In 1964, a retrovirus was isolated from lungs of sheep affected by Jaagsiekte disease [10] and in 1967 the retrovirus was successfully transmitted into sheep by inoculation [11]. Ultrastructurally, cytoplasmic Clara cell granules and lamellar bodies characteristic of type 2 pneumocytes were identified in tumor samples from humans and sheep [12,13]. Soon after, lamellar inclusions and surfactant were isolated from tissue culture of type 2 pneumocytes [14] and oncovirus-like particles were found in cell lines derived from BAC tumors [15].

Clinical, pathologic, and cytologic interest in BAC continued and it was noted that BAC can be seen as early as age 15 yr and may not be related to smoking [16]. BAC was one of the pulmonary neoplasms first diagnosed on smears prepared from transthoracic aspirates [17]. BAC was also one of the pulmonary neoplasms in which characteristic and suggestive cytologic features were identified by studying over 300 exfoliative and aspiration cytology specimens [18]. It became evident that the incidence of BAC was rising, particularly in women and non-smokers [19,20]; and that at stage I BAC can be treated exclusively by surgery with a 90% chance of 5-yr survival [21,22].

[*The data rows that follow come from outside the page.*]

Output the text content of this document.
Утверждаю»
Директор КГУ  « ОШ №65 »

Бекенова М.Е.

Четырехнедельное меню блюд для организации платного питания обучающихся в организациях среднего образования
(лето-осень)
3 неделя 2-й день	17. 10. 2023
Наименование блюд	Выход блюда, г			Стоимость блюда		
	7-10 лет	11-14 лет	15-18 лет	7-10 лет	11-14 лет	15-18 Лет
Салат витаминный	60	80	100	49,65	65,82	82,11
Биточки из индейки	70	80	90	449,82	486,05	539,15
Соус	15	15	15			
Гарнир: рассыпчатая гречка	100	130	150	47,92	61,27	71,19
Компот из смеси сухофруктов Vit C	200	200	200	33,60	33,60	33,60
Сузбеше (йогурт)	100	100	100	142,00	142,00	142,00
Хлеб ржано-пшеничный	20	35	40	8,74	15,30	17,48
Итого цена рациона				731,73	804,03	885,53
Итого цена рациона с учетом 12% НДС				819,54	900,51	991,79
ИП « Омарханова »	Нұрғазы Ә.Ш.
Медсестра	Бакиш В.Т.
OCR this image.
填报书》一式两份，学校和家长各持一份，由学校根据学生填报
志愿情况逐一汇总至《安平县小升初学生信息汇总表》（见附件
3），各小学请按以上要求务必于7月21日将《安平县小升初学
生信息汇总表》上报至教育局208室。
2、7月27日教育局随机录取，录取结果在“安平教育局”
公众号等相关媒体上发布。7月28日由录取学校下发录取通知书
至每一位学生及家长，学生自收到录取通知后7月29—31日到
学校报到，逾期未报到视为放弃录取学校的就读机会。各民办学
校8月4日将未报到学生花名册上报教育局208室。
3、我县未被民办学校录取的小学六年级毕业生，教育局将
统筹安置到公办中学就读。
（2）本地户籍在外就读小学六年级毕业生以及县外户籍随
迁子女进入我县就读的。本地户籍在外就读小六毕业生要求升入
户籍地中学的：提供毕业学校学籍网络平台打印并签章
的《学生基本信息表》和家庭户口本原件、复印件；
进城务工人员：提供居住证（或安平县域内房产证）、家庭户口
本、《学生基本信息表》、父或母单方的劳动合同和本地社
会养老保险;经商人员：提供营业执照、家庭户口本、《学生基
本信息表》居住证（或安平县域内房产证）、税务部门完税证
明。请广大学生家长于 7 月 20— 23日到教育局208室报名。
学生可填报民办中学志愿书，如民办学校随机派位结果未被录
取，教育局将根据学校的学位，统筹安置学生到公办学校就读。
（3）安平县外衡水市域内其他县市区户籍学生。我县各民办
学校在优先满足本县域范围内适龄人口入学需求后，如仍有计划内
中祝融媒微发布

In the 1990s, it was shown that exogenous and endogenous type D and B retroviruses are responsible for neoplastic transformation of type 2 pneumocytes and Clara cells [23,24], suggesting that BAC is more likely than not a retrovirus-induced neoplasm. Also, in the 1990s, individual and classaction claims were entered by lung cancer victims against manufacturers of cigarettes with increased frequency. BACs, despite their well known occurrence in non-smokers and their little relationship to cigarette smoking [25], were included invariably with the pulmonary carcinomas of smokers and ex-smokers.

Pathologists generally make the diagnosis of BAC with consideration of the clinicoradiologic presentation, cytologic and histopathologic features, as well as ultrastructural and immunohistochemical findings. Nonetheless, a group of pathologists changed the definition of BAC to be based purely on examination of selected routine H&E stained histology slides. All neoplasms that showed stromal, vascular, or pleural invasion were classified as non-BACs [26]. It was defacto implied that BAC is a carcinoma in situ and that invasive BAC does not exist. Such a narrow definition ignores the basic principles of oncopathology and all that is known historically, cytologically, histologically, virologically, immunochemically, ultrastructurally, and oncologically about BAC. Lumping invasive BACs (most likely retrovirus-induced neoplasms) with other lung carcinomas (most likely smoking-induced neoplasms) potentially leads to misrepresentation and erroneous conclusions by those who deliberate the causation of BAC vs non-BAC types of pulmonary adenocarcinoma.

Since publication of the recent definition of BAC [26], it has been shown by us [2729] and by others [3032] that BAC, in animals and humans, is the result of epithelial cell proliferation (similar to that of all other malignant epithelial neoplasms) that progress to atypical hyperplasia, carcinoma in situ, and invasive and metastatic carcinoma if the lesion remains undetected and untreated. Invasive and metastatic BACs retain some of the microscopic features specific for BAC [2830]. Hence, the existence of invasive and metastatic BACs cannot be denied.

While it is tempting to offer concluding remarks, I prefer to let readers reflect on the saga of BAC, as presented from its origins to the present time, and draw their own conclusions.